= Dahl's law =

Northeast Bantu sound law

Dahl's law (das Dahlsche Gesetz) is a sound rule in some of the Northeast Bantu languages that illustrates a case of voicing dissimilation. In the history of these languages, a voiceless stop, such as //p t k//, became voiced (//b d ɡ//) when immediately followed by a syllable with another voiceless stop. For example, Nyamwezi has -datu "three" where Swahili, a Bantu language that did not undergo Dahl's law, has -tatu, and Shambala has mgate "bread" where Swahili has mkate. Dahl's law is the reason for the name Gikuyu when the language prefix normally found in that language is ki- .

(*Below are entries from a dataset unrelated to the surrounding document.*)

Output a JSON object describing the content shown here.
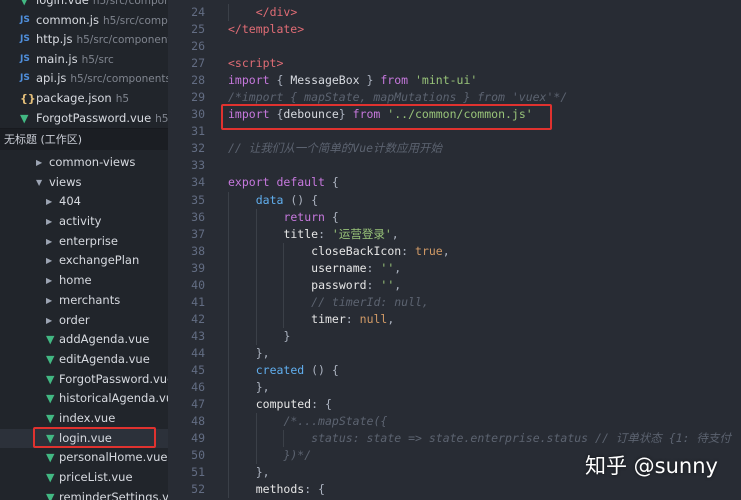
{
  "open_editors": [
    {
      "icon": "vue",
      "name": "login.vue",
      "path": "h5/src/compon..."
    },
    {
      "icon": "js",
      "name": "common.js",
      "path": "h5/src/comp..."
    },
    {
      "icon": "js",
      "name": "http.js",
      "path": "h5/src/component..."
    },
    {
      "icon": "js",
      "name": "main.js",
      "path": "h5/src"
    },
    {
      "icon": "js",
      "name": "api.js",
      "path": "h5/src/components..."
    },
    {
      "icon": "json",
      "name": "package.json",
      "path": "h5"
    },
    {
      "icon": "vue",
      "name": "ForgotPassword.vue",
      "path": "h5/..."
    }
  ],
  "workspace_header": "无标题 (工作区)",
  "tree": [
    {
      "name": "common-views",
      "type": "folder",
      "state": "collapsed",
      "depth": 1
    },
    {
      "name": "views",
      "type": "folder",
      "state": "expanded",
      "depth": 1
    },
    {
      "name": "404",
      "type": "folder",
      "state": "collapsed",
      "depth": 2
    },
    {
      "name": "activity",
      "type": "folder",
      "state": "collapsed",
      "depth": 2
    },
    {
      "name": "enterprise",
      "type": "folder",
      "state": "collapsed",
      "depth": 2
    },
    {
      "name": "exchangePlan",
      "type": "folder",
      "state": "collapsed",
      "depth": 2
    },
    {
      "name": "home",
      "type": "folder",
      "state": "collapsed",
      "depth": 2
    },
    {
      "name": "merchants",
      "type": "folder",
      "state": "collapsed",
      "depth": 2
    },
    {
      "name": "order",
      "type": "folder",
      "state": "collapsed",
      "depth": 2
    },
    {
      "name": "addAgenda.vue",
      "type": "vue",
      "depth": 2
    },
    {
      "name": "editAgenda.vue",
      "type": "vue",
      "depth": 2
    },
    {
      "name": "ForgotPassword.vue",
      "type": "vue",
      "depth": 2
    },
    {
      "name": "historicalAgenda.vue",
      "type": "vue",
      "depth": 2
    },
    {
      "name": "index.vue",
      "type": "vue",
      "depth": 2
    },
    {
      "name": "login.vue",
      "type": "vue",
      "depth": 2,
      "selected": true
    },
    {
      "name": "personalHome.vue",
      "type": "vue",
      "depth": 2
    },
    {
      "name": "priceList.vue",
      "type": "vue",
      "depth": 2
    },
    {
      "name": "reminderSettings.v",
      "type": "vue",
      "depth": 2
    }
  ],
  "code_lines": [
    {
      "n": "24",
      "indent": 1,
      "tokens": [
        [
          "tag",
          "</div>"
        ]
      ]
    },
    {
      "n": "25",
      "indent": 0,
      "tokens": [
        [
          "tag",
          "</template>"
        ]
      ]
    },
    {
      "n": "26",
      "indent": 0,
      "tokens": []
    },
    {
      "n": "27",
      "indent": 0,
      "tokens": [
        [
          "tag",
          "<script>"
        ]
      ]
    },
    {
      "n": "28",
      "indent": 0,
      "tokens": [
        [
          "kw",
          "import"
        ],
        [
          "punc",
          " { "
        ],
        [
          "plain",
          "MessageBox"
        ],
        [
          "punc",
          " } "
        ],
        [
          "kw",
          "from"
        ],
        [
          "punc",
          " "
        ],
        [
          "str",
          "'mint-ui'"
        ]
      ]
    },
    {
      "n": "29",
      "indent": 0,
      "tokens": [
        [
          "com",
          "/*import { mapState, mapMutations } from 'vuex'*/"
        ]
      ]
    },
    {
      "n": "30",
      "indent": 0,
      "tokens": [
        [
          "kw",
          "import"
        ],
        [
          "punc",
          " {"
        ],
        [
          "plain",
          "debounce"
        ],
        [
          "punc",
          "} "
        ],
        [
          "kw",
          "from"
        ],
        [
          "punc",
          " "
        ],
        [
          "str",
          "'../common/common.js'"
        ]
      ]
    },
    {
      "n": "31",
      "indent": 0,
      "tokens": []
    },
    {
      "n": "32",
      "indent": 0,
      "tokens": [
        [
          "com",
          "// 让我们从一个简单的Vue计数应用开始"
        ]
      ]
    },
    {
      "n": "33",
      "indent": 0,
      "tokens": []
    },
    {
      "n": "34",
      "indent": 0,
      "tokens": [
        [
          "kw",
          "export"
        ],
        [
          "punc",
          " "
        ],
        [
          "kw",
          "default"
        ],
        [
          "punc",
          " {"
        ]
      ]
    },
    {
      "n": "35",
      "indent": 1,
      "tokens": [
        [
          "fn",
          "data"
        ],
        [
          "punc",
          " () {"
        ]
      ]
    },
    {
      "n": "36",
      "indent": 2,
      "tokens": [
        [
          "kw",
          "return"
        ],
        [
          "punc",
          " {"
        ]
      ]
    },
    {
      "n": "37",
      "indent": 2,
      "tokens": [
        [
          "key",
          "title"
        ],
        [
          "punc",
          ": "
        ],
        [
          "str",
          "'运营登录'"
        ],
        [
          "punc",
          ","
        ]
      ]
    },
    {
      "n": "38",
      "indent": 3,
      "tokens": [
        [
          "key",
          "closeBackIcon"
        ],
        [
          "punc",
          ": "
        ],
        [
          "bool",
          "true"
        ],
        [
          "punc",
          ","
        ]
      ]
    },
    {
      "n": "39",
      "indent": 3,
      "tokens": [
        [
          "key",
          "username"
        ],
        [
          "punc",
          ": "
        ],
        [
          "str",
          "''"
        ],
        [
          "punc",
          ","
        ]
      ]
    },
    {
      "n": "40",
      "indent": 3,
      "tokens": [
        [
          "key",
          "password"
        ],
        [
          "punc",
          ": "
        ],
        [
          "str",
          "''"
        ],
        [
          "punc",
          ","
        ]
      ]
    },
    {
      "n": "41",
      "indent": 3,
      "tokens": [
        [
          "com",
          "// timerId: null,"
        ]
      ]
    },
    {
      "n": "42",
      "indent": 3,
      "tokens": [
        [
          "key",
          "timer"
        ],
        [
          "punc",
          ": "
        ],
        [
          "bool",
          "null"
        ],
        [
          "punc",
          ","
        ]
      ]
    },
    {
      "n": "43",
      "indent": 2,
      "tokens": [
        [
          "punc",
          "}"
        ]
      ]
    },
    {
      "n": "44",
      "indent": 1,
      "tokens": [
        [
          "punc",
          "},"
        ]
      ]
    },
    {
      "n": "45",
      "indent": 1,
      "tokens": [
        [
          "fn",
          "created"
        ],
        [
          "punc",
          " () {"
        ]
      ]
    },
    {
      "n": "46",
      "indent": 1,
      "tokens": [
        [
          "punc",
          "},"
        ]
      ]
    },
    {
      "n": "47",
      "indent": 1,
      "tokens": [
        [
          "key",
          "computed"
        ],
        [
          "punc",
          ": {"
        ]
      ]
    },
    {
      "n": "48",
      "indent": 2,
      "tokens": [
        [
          "com",
          "/*...mapState({"
        ]
      ]
    },
    {
      "n": "49",
      "indent": 3,
      "tokens": [
        [
          "com",
          "status: state => state.enterprise.status // 订单状态 {1: 待支付"
        ]
      ]
    },
    {
      "n": "50",
      "indent": 2,
      "tokens": [
        [
          "com",
          "})*/"
        ]
      ]
    },
    {
      "n": "51",
      "indent": 1,
      "tokens": [
        [
          "punc",
          "},"
        ]
      ]
    },
    {
      "n": "52",
      "indent": 1,
      "tokens": [
        [
          "key",
          "methods"
        ],
        [
          "punc",
          ": {"
        ]
      ]
    }
  ],
  "watermark": "知乎 @sunny",
  "colors": {
    "highlight_box": "#e0322f",
    "vue_icon": "#42b883",
    "js_icon": "#4f8fdc"
  }
}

The law was named in 1903 by Carl Meinhof in his paper "Das Dahlsche Gesetz": in the paper, Meinhof explains that he named the rule after his pupil, the Moravian missionary Edmund Dahl, who reported it in 1897 when visiting the Wanyamwezi tribe in Urambo. It is productive in Sukuma, in the Nyanyembe dialect of Nyamwezi, most E50 languages (such as Kikuyu, Embu and Meru) and some J languages (such as Rwanda, Gusii and Kuria). In other languages the law is no longer productive, but there are indications that it once was (such as in Taita, Kamba/Daisũ, Taveta and Luhya/Logooli). In some neighboring languages (and in other dialects of Nyamwezi) words reflecting Dahl's law are found, but they appear to be transfers from languages in which the law is productive.

Dahl's law is often portrayed as the African equivalent of Grassmann's law in Indo-European languages. However, an analogue of Grassmann's law (which is aspiration, not voicing, dissimilation) has taken place in the Bantu language Makhuwa, where it is called Katupha's law.